San Diego-based U.S. 3rd Fleet relocated its command-and-control hub to Hawaii to support the Navy’s Large Scale Exercise 2021 and join an integrated exercise that’s combining live ships, including the aircraft carrier USS Carl Vinson (CVN-70), and new technologies with simulated forces designed to synchronize the joint force.
Third Fleet staff set up shop in an expeditionary maritime operations center at Joint Base Pearl Harbor-Hickam that was raised over three days with help from Joint Mobile Ashore Support Team Pacific, officials said. The EMOC – a series of large, air-conditioned tents housing command-and-control systems – is serving as the fleet’s forward-based headquarters during LSE 21, which began Aug. 3 and runs through Aug. 16.
“The power of 3rd Fleet is our ability to integrate warfighters, command battlespace, fight and win,” Fleet Commander Vice Adm. Steve Koehler said in a statement. “We go where the fight takes us, and we maintain the warfighting advantage through our ability to solve problems and innovate in the middle of that fight. We can do that from a tent ashore, a ship in the Pacific or anywhere else there is a need.”
LSE 21 is the Chief of Naval Operations-directed exercise that also includes U.S. Fleet Forces, U.S. Pacific Fleet, Naval Forces Europe, Marine Forces Pacific, Marine Forces Atlantic and Marine Forces Europe, with participating units spread across 17 time zones.
Naval forces also are participating in the Department of Defense-directed Global LSE 2021, which is led by U.S. Indo-Pacific Command and runs from Aug. 2 through 27. This year’s global exercise involves only U.S. forces, but “future training will evolve into a triennial exercise that will include U.S. allies and partners,” Indo-Pacific officials said in a statement.
Vinson, which left its Naval Air Station North Island, Calif., on Aug. 2 for a scheduled deployment to the western Pacific, reached Hawaii on Sunday and joined the exercise. Carrier Air Wing 2 aboard Vinson includes the Navy’s newest advanced F-35C Lightning II Joint Strike Fighter and the carrier onboard aircraft CMV-22 Osprey, putting some of the latest airborne sensors and weapons systems into the mix.
“LSE 2021 allows us to validate newly developed technologies, techniques and procedures that allow the Navy and Marine Corps to effectively fight, win, and deter potential adversaries,” Capt. Tommy Locke, the wing commander, said in a U.S. Pacific Fleet release. “Our efforts to synchronize the Navy and Marine Corps’ surface and air units across all domains distribute lethality and survivability across the force.”
“LSE at its core is leveraging integrated fighting power of multiple naval forces to share sensors, weapons and platforms across all domains” said Rear Adm. Dan Martin, the Carrier Strike Group 1 commander aboard Vinson. “Contemporary naval doctrine demands a shift of focus from the individual carrier strike group to a fleet-centric approach. During LSE 2021, CSG-1 assets will participate in live and virtual events designed to combine the art of science and naval warfare into a joint-force training platform.”

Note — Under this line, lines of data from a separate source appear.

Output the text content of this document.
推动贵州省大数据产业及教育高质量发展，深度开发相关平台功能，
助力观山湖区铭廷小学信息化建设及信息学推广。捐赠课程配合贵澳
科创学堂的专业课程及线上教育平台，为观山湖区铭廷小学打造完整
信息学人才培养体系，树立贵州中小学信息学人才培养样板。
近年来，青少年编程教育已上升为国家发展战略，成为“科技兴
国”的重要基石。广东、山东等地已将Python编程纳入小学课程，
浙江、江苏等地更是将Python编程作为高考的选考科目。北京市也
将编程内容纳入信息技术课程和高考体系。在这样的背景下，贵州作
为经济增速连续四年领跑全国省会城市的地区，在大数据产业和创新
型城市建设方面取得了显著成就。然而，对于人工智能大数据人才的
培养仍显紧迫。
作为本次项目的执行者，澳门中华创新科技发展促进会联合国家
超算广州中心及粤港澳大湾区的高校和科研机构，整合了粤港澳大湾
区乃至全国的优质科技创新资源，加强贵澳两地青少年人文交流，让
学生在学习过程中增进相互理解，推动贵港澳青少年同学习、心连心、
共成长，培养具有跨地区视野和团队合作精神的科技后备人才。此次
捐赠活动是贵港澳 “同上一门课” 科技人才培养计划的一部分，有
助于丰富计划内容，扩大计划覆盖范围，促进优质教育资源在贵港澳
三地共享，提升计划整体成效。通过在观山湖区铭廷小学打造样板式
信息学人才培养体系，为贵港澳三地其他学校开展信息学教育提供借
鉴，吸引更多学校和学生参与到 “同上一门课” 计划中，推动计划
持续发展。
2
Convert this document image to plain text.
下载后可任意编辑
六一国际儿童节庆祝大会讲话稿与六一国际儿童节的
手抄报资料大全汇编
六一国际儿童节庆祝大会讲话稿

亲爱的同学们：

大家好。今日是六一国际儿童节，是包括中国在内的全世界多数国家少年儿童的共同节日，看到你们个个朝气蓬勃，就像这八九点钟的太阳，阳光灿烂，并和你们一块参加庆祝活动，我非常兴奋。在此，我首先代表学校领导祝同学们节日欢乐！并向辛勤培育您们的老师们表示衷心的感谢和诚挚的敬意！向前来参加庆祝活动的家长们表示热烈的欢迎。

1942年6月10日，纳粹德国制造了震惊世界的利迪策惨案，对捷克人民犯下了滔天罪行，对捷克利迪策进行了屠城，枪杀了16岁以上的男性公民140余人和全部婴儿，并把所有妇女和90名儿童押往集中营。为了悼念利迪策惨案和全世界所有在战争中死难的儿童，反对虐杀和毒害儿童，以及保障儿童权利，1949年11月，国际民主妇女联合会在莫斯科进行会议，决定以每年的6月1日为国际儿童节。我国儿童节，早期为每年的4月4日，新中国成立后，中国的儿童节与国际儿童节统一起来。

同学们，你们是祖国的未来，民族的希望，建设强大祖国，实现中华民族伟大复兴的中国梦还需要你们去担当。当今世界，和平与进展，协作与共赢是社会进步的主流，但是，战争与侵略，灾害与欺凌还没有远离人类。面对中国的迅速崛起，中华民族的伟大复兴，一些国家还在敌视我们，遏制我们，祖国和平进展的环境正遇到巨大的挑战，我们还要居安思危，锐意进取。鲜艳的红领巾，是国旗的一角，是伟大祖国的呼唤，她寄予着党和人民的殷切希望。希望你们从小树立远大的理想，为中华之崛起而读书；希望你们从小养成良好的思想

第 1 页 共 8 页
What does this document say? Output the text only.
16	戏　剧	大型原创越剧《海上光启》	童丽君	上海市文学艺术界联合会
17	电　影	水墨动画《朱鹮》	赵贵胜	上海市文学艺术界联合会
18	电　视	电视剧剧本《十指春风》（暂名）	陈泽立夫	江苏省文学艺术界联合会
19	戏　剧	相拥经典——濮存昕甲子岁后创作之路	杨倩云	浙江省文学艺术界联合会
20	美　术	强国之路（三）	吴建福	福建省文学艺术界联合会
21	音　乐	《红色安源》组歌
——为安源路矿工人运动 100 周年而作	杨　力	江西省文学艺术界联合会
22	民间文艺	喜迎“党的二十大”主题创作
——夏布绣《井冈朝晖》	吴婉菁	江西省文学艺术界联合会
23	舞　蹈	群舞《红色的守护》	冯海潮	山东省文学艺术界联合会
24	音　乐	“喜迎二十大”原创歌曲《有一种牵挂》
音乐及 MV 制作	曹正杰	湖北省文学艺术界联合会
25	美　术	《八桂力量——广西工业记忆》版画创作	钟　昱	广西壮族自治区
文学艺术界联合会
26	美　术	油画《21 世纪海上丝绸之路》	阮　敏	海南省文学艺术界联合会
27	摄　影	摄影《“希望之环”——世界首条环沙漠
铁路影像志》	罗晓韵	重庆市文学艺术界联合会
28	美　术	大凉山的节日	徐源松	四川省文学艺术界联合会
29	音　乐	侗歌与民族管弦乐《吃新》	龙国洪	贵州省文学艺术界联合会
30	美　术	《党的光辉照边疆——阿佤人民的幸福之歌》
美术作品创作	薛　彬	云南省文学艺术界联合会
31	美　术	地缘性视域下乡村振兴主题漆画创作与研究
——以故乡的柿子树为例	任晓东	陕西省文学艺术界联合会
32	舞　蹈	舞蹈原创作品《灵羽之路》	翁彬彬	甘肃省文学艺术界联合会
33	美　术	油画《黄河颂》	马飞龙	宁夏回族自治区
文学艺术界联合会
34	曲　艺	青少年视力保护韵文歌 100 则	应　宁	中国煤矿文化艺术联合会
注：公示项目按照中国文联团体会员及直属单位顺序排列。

The Vinson Carrier Strike Group – the carrier along with Ticonderoga-class guided-missile cruiser USS Lake Champlain (CG-57) and Arleigh Burke-class guided-missile destroyers USS Chafee (DDG-90) and USS Stockdale (DDG-106) – kicked off its part in the exercise with a coordinated long-range maritime strike exercise, according to Indo-Pacific Command.
Capt. Gilbert Clark, who commands Destroyer Squadron 1 with the strike group, said in a news release that LSE “is a true demonstration of Navy and Marine Corps readiness to fight and our flexibility to control and project sea power. During this time of strategic competition, we routinely deploy credible and capable Naval forces ready to protect and defend American interests.”